AssessmentGibbon's work has been criticized for its aggressively scathing view of Christianity as laid down in chapters XV and XVI. Those chapters were strongly criticised and resulted in the banning of the book in several countries. Gibbon's alleged crime was disrespecting, and none too lightly, the character of sacred Christian doctrine in "treat[ing] the Christian church as a phenomenon of general history, not a special case admitting supernatural explanations and disallowing criticism of its adherents" as the Roman church was likely expecting. More specifically, blasphemous chapters excoriated the church for two deeply wounding transgressions: displacing the glory and grandeur of ancient Rome ("supplanting in an unnecessarily destructive way the great culture that preceded it"); and exposing the church's dirty laundry ("for the outrage of [practicing] religious intolerance and warfare"). Gibbon, though assumed to be entirely anti-religion, was actually supportive to some extent, insofar as it did not obscure his true endeavour – a history that was not influenced and swayed by official church doctrine. Some argue that though it is true that the most famous two chapters are heavily ironical and cutting about religion, that it is interesting that it is in no way utterly condemned, and that the apparent truth and rightness is upheld however thinly. Gibbon expected some type of church-inspired backlash, but the utter harshness of the ensuing torrents far exceeded anything he could possibly have anticipated. Gibbon's antagonism to Christian doctrine spilled over into the Jewish faith, inevitably leading to charges of anti-Semitism.

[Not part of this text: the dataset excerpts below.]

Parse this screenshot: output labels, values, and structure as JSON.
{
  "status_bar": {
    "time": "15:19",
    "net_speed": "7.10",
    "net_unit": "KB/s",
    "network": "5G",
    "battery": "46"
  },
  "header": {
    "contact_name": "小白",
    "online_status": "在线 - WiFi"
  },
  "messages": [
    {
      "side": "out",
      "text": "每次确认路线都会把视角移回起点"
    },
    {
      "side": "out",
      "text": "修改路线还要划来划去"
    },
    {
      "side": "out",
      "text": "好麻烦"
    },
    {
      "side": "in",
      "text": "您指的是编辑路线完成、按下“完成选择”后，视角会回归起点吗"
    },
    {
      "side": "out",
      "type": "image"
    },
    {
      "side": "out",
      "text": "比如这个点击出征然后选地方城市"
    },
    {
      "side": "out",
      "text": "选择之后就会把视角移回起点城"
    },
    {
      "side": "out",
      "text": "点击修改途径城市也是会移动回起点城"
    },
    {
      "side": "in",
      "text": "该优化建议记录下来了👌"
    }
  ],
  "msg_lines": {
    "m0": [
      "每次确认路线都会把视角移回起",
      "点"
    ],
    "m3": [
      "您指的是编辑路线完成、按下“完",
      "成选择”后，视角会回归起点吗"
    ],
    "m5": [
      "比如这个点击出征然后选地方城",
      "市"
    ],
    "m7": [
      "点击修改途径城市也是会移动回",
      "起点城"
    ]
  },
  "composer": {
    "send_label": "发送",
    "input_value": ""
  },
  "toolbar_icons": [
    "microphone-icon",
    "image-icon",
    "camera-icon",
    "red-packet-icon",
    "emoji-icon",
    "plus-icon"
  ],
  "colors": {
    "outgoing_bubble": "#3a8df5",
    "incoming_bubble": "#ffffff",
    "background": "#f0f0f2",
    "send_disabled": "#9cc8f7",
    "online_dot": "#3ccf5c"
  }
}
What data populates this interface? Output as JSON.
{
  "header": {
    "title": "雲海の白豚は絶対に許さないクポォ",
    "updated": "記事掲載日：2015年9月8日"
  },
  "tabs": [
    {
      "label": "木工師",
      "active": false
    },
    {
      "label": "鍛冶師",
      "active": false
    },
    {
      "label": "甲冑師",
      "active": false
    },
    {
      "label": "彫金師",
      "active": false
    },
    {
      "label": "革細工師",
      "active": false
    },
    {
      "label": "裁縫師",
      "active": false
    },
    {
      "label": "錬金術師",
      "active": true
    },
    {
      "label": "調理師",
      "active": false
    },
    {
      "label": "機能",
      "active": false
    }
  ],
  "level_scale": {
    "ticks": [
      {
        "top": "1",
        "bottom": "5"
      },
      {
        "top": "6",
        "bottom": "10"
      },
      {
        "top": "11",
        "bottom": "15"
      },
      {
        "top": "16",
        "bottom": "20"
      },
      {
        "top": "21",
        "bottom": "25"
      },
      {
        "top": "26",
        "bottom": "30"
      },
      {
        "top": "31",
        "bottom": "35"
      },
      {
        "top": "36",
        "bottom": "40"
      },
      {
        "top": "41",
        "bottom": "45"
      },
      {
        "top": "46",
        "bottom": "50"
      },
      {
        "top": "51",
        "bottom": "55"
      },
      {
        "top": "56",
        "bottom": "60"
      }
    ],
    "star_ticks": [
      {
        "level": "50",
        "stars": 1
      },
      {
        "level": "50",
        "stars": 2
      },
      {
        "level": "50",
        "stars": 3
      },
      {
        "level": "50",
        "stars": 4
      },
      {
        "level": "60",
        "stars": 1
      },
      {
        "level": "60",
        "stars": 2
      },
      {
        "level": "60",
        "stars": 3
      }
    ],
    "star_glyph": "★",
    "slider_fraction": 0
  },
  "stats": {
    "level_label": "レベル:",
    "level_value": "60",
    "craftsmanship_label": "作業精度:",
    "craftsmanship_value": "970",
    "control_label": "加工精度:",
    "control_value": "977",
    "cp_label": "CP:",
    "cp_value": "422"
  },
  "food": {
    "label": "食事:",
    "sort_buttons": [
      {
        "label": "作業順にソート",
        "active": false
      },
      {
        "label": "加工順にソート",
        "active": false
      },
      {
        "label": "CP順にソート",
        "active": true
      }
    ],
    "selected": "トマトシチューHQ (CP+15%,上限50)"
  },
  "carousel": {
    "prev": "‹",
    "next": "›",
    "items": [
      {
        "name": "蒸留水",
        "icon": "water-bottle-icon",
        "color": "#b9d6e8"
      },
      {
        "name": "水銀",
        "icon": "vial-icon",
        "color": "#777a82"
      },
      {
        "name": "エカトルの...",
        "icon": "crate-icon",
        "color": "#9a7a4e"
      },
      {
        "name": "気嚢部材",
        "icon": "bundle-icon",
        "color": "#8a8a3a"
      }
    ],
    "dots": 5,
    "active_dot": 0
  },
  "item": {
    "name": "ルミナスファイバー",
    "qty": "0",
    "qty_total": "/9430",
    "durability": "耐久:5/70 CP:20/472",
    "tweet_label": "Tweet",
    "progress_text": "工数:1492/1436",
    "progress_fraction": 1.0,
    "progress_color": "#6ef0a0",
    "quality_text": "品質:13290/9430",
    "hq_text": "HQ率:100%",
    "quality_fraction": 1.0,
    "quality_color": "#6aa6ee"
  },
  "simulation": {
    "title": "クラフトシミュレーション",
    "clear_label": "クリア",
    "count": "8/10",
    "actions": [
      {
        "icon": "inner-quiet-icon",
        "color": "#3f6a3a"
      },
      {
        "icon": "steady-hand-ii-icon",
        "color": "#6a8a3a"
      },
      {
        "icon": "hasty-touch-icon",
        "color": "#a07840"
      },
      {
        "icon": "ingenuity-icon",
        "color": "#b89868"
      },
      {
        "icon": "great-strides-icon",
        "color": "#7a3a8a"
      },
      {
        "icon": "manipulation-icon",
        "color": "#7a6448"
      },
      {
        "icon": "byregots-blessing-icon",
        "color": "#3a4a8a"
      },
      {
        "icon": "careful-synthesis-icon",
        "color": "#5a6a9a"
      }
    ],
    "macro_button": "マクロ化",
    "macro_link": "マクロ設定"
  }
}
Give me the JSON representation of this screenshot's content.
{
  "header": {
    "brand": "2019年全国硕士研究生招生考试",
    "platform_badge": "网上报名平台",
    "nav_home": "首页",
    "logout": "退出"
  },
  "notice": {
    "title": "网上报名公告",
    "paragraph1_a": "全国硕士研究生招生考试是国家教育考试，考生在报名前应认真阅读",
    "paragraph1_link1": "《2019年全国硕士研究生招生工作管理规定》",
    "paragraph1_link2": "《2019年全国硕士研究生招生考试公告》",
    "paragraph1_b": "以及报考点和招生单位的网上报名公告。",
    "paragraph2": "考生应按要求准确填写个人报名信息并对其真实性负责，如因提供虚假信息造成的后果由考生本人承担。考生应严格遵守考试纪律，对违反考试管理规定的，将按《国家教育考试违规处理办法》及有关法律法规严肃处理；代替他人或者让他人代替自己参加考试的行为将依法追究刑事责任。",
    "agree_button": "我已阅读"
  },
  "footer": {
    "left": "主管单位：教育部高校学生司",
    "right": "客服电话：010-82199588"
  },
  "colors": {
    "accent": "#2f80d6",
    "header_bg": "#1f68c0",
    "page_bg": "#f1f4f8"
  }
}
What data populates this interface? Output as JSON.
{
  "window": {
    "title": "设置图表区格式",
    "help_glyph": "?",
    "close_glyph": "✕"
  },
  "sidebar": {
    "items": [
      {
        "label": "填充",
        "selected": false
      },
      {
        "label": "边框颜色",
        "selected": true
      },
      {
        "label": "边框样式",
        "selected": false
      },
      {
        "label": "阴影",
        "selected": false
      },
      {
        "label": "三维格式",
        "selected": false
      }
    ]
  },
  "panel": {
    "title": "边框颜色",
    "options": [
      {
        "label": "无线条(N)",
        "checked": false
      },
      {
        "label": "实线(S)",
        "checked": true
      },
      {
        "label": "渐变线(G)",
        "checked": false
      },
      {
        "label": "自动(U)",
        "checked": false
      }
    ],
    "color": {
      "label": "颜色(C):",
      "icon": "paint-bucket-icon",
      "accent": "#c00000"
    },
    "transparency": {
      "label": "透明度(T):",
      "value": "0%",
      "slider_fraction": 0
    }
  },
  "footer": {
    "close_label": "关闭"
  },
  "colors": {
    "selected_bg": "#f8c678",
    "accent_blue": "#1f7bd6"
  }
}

Gibbon is considered to be a son of the Enlightenment and this is reflected in his famous verdict on the history of the Middle Ages: "I have described the triumph of barbarism and religion." However, politically, he aligned himself with the conservative rejection of the democratic movements of the time as well as with dismissal of the "rights of man."

Gibbon's work has been praised for its style, his piquant epigrams and its effective irony. He was called "English Voltaire".

Unusually for the 18th century, Gibbon was never content with secondhand accounts when the primary sources were accessible. "I have always endeavoured," he says, "to draw from the fountain-head; that my curiosity, as well as a sense of duty, has always urged me to study the originals; and…I have carefully marked the secondary evidence, on whose faith a passage or a fact were reduced to depend." In this insistence upon the importance of primary sources, Gibbon is considered by many to be one of the first modern historians: "In accuracy, thoroughness, lucidity, and comprehensive grasp of a vast subject, the 'History' is unsurpassable. It is the one English history which may be regarded as definitive. ...Whatever its shortcomings the book is artistically imposing as well as historically unimpeachable as a vast panorama of a great period."